Niran took advantage of low wind shear of 5-10 knots and warm ocean temperatures of 29 degrees Celsius (84°F) to rapidly intensity by 35 mph in just six hours on Friday, peaking as a category 5 storm with 160 mph winds and a central pressure of 917 mb at 8 am EST March 5, according to the Joint Typhoon Warning Center (JTWC). Niran’s intensity was estimated via the standard Dvorak technique, which uses infrared satellite imagery.
High wind shear is expected to gradually weaken Niran, but the cyclone is expected to be at category 4 strength as it moves along the south shore of New Caledonia’s largest island, Grande Terre, between 0 UTC and 12 UTC Saturday. Heavy damage is likely on the island, and Niran’s eyewall will pass perilously close to the capital city of Noumea (population 95,000).

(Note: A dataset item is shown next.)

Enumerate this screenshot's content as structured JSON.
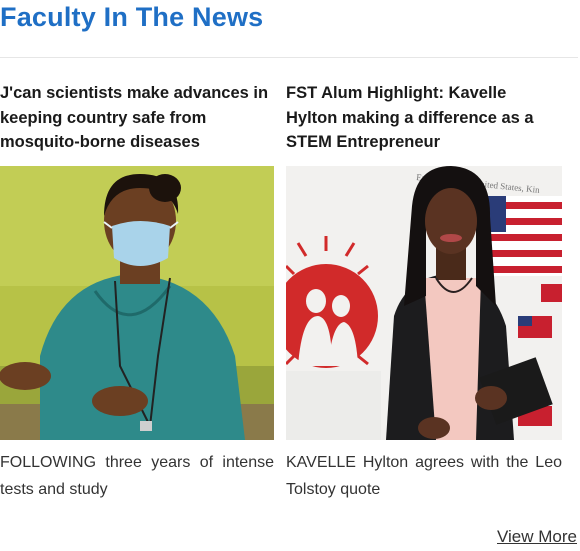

Earlier this week, Niran brought heavy rains and high winds to Australia’s Queensland state, causing damage to the banana crop estimated at $138 million. Niran did not make landfall in Australia.
South Pacific Ocean tropical cyclone history
NOAA’s hurricane history database lists 14 other tropical cyclones in the South Pacific Ocean that have achieved category 5 strength since 1988; accurate satellite data in the region dates to about 1990. The most recent Cat 5, Tropical Cyclone Harold in April 2020, caused widespread destruction in the Solomon Islands, Vanuatu, Fiji, and Tonga, killing 30 and causing more than $120 million in damage.
Three tropical cyclones are tied for being the most powerful storms on record in the South Pacific (all with 180 mph winds): Tropical Cyclone Winston (2016), Tropical Cyclone Zoe (2002), and Tropical Cyclone Monica (2006). Monica (in Australia) and Winston (in Fiji) both made landfall while at category 5 strength.
Niran is Earth’s second category 5 storm of 2021, the other being Tropical Cyclone Faraji, which reached category 5 strength on February 8 in the South Indian Ocean. It is uncommon to have two Southern Hemisphere Cat 5s so early in the year; the last time this occurred was in 2015, when Tropical Cyclone Eunice became the Southern Hemisphere’s second Cat 5 on January 30. There are only two years on record when the Southern Hemisphere has recorded as many as three category 5 storms: 2015 and 2003.
Earth averaged 5.3 category 5 storms per year between 1990 and 2020, according to ratings made by NOAA’s National Hurricane Center and the U.S. Navy’s Joint Typhoon Warning Center. The quality of the Cat 5 database is too poor and the time series of decent data on these storms too short to make definitive conclusions about how climate change may be affecting these most fearsome of storms. However, climate change is expected to make category 5 storms stronger and more numerous in coming decades.